BOULDER, Colo. >> Over six days, Shiva Rai was kicked and hit, sprayed in the face with aerosol disinfectant, berated and told he was disgusting by an aide on a bus serving a Colorado public school for autistic students.

On Friday, the aide, 52-year-old Monica Burke, was sentenced to 20 months in jail and five years’ probation after she pleaded guilty in July to assaulting an at-risk person. She also was ordered to perform 360 hours of community service.

The punishment came after Rai’s family received a $3.85 million settlement from the St. Vrain Valley School District, which had employed Burke, family attorney Qusair Mohamedbhai said.

District Judge Ingrid Bakke sentenced Burke after hearing emotional statements from Rai’s family and Burke, and the playing of excerpts of a school bus videotape showing Burke kicking a defenseless Rai and spraying him with the disinfectant.

Courtroom spectators gasped and one uttered “my God” as the excerpts were shown.

“You spray something toxic at something you want to kill,” Rai’s father, Vhim Rai, told the judge. “We pray and ask that no other at-risk person has to go through what we went through.”

Burke’s sentencing capped a case that exposed the vulnerabilities of those who are unable to report abuse — and thus acutely at risk.

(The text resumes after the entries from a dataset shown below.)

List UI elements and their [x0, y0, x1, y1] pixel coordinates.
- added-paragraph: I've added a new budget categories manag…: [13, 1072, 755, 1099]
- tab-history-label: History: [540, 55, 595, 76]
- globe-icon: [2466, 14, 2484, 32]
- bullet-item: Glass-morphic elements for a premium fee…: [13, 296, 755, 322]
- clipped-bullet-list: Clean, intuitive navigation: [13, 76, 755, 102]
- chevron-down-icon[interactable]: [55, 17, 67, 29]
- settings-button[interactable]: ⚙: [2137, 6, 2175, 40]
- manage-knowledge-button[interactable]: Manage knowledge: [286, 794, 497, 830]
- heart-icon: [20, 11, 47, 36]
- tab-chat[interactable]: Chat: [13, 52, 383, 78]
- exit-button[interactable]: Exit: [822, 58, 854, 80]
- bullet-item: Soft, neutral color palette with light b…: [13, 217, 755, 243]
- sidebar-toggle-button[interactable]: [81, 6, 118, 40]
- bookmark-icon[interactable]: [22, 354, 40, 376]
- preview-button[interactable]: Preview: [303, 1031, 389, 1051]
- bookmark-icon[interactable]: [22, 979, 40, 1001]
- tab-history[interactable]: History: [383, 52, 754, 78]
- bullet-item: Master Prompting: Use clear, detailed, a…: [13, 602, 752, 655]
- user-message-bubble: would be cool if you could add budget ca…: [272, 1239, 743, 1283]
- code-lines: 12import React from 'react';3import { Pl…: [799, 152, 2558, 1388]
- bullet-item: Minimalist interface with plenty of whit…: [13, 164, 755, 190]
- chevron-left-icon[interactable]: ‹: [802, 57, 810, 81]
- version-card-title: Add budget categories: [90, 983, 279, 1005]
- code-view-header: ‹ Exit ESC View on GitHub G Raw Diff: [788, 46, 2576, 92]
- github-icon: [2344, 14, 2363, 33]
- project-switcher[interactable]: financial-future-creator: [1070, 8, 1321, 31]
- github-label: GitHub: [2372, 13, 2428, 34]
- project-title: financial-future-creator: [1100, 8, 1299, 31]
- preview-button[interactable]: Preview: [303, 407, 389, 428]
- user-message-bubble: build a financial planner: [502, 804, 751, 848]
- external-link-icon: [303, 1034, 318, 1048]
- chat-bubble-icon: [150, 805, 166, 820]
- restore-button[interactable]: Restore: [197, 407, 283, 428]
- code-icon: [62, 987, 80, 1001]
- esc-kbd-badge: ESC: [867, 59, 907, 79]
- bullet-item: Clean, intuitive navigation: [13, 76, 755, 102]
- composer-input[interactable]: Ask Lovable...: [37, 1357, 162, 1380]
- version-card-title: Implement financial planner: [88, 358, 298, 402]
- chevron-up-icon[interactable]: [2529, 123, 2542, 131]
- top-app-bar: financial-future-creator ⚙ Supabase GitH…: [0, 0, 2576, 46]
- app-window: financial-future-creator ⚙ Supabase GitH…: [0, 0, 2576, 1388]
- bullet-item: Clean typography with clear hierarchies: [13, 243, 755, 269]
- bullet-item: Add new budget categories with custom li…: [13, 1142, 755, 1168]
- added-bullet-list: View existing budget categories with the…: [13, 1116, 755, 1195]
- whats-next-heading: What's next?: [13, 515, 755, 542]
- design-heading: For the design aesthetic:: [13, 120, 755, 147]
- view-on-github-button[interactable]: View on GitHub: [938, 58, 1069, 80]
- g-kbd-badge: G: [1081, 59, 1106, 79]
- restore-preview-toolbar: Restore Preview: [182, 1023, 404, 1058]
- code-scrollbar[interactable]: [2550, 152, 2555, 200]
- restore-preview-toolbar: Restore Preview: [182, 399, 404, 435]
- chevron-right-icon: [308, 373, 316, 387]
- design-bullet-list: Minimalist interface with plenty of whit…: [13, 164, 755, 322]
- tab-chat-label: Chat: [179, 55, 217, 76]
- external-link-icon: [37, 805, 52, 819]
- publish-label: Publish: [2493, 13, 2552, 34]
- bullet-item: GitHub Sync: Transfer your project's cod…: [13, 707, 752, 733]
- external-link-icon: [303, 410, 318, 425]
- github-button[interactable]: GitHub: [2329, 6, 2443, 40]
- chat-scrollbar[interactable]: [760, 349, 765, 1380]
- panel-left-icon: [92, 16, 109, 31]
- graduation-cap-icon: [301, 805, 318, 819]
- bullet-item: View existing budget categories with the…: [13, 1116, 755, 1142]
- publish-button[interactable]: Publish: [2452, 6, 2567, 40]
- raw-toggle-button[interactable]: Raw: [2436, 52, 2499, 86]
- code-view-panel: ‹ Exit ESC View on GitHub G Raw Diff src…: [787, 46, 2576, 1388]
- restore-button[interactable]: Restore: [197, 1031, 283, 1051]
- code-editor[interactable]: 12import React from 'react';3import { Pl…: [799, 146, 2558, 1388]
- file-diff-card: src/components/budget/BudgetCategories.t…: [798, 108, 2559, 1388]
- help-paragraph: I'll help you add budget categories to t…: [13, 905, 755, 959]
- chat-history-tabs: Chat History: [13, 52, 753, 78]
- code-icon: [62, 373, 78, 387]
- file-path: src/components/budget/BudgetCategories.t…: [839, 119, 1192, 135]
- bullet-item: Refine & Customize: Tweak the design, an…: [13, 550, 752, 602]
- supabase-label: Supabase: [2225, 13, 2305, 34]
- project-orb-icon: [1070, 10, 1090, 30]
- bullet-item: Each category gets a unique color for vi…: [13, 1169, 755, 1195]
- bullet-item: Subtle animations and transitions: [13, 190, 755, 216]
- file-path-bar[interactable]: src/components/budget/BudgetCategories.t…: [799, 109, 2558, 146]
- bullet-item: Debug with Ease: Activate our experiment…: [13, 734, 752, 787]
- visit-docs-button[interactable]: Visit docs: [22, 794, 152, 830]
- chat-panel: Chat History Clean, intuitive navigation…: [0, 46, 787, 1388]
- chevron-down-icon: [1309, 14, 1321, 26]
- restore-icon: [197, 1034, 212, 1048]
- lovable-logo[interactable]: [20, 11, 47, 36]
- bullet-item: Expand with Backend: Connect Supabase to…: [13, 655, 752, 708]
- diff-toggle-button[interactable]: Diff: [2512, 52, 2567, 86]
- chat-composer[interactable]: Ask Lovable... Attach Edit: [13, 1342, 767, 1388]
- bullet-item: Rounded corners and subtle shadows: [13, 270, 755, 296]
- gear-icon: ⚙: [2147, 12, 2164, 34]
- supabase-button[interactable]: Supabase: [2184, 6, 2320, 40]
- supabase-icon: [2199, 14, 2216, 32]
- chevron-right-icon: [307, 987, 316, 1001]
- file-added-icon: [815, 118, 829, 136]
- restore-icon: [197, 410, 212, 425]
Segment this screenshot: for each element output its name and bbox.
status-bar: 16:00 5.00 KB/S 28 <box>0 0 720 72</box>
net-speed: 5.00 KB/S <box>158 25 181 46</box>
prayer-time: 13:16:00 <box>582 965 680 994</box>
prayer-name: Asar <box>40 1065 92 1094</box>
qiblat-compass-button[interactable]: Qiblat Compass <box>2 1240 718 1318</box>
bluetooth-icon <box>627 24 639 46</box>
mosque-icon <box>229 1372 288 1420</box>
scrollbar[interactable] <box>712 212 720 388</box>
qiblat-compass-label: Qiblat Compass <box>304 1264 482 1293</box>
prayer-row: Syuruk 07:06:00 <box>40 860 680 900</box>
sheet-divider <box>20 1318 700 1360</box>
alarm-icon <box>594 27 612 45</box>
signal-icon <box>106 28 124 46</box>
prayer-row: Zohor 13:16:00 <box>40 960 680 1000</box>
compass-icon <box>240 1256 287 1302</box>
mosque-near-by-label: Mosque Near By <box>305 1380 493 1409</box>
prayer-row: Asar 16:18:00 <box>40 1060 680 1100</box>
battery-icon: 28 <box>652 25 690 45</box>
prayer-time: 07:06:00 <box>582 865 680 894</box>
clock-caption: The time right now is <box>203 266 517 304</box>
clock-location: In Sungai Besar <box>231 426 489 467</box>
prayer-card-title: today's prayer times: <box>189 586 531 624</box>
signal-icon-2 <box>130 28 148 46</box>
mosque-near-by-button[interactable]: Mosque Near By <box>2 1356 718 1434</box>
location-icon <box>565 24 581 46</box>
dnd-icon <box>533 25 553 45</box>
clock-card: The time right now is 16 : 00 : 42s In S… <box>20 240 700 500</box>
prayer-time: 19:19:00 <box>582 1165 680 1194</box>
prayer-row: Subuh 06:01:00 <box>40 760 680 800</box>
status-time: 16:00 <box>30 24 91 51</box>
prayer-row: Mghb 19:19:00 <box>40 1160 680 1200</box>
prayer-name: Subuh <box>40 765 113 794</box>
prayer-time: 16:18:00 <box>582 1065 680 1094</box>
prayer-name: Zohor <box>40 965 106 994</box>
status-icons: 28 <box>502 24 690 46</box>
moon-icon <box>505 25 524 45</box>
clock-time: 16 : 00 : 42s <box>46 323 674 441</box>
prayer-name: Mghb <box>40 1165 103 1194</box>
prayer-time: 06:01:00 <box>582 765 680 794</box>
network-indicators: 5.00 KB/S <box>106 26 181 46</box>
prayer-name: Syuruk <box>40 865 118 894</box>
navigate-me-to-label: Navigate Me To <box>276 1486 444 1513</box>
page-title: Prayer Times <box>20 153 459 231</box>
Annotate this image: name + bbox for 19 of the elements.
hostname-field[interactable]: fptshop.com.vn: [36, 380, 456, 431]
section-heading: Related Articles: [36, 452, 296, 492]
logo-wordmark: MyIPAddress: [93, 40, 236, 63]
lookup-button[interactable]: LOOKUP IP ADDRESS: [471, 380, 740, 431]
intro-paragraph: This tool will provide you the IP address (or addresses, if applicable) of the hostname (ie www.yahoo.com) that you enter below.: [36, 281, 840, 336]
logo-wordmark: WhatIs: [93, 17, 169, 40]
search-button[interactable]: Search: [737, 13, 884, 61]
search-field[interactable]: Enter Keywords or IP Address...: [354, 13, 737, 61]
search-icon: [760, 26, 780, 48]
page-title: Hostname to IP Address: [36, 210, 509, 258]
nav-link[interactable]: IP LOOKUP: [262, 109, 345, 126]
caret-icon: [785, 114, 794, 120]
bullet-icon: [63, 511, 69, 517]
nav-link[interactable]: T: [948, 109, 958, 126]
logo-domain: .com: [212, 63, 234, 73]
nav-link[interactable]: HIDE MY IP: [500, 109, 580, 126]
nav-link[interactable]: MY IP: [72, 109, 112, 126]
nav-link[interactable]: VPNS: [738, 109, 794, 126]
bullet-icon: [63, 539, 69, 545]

The case drew the attention of the U.S. Department of Education’s Office of Civil Rights, which reached a compliance agreement with the school district that includes proper hiring and training of staff, ensuring bus camera footage is preserved for at least six months, and other conditions.

About one in 68 school-aged children have autism or related disorders, the Centers for Disease Control and Prevention reported in March. The effects can range from mild social interaction problems to repetitive behaviors and the inability to speak.

Shiva Ra — the 21-year-old son of a Nepalese-American family in Longmont — cannot communicate verbally and is extremely sensitive to sound.

The school district bused him daily to Firefly Autism, a nonprofit school in Denver. It was during those 50-mile (80-kilometer) trips that the abuse occurred — documented on video over six days in August 2016.

An alert teacher reported that he thought he saw Burke screaming at Rai during a bus stop and that “Shiva was raising his hands to protect himself,” according to an arrest affidavit by Longmont police Detective Mark Cooper.

Authorities examined the video before charging Burke and the bus driver, William E. Hall Jr., who has pleaded not guilty to failing to report the assaults. The arrest affidavit noted that Burke had been on the job for several months.

“The circumstances surrounding Shiva’s abuse provide a somber reminder of the capacity of some to commit acts of cruelty against the most innocent and vulnerable members of our community,” Mohamedbhai said.

Burke’s attorney, Tanner Spracklen, said Burke had suffered severe depression and post-traumatic stress disorder for years after she was raped as a teenager. He said Burke received little to no training for assisting autistic and other special-needs students.

Burke told the judge that she had been suffering “pent-up rage and unresolved issues in my life, and unfortunately Shiva was the target.”

Matthew Wiggins, a spokesman for the school district, issued a statement condemning Burke’s behavior and saying the settlement would help provide for Shiva Rai’s future needs.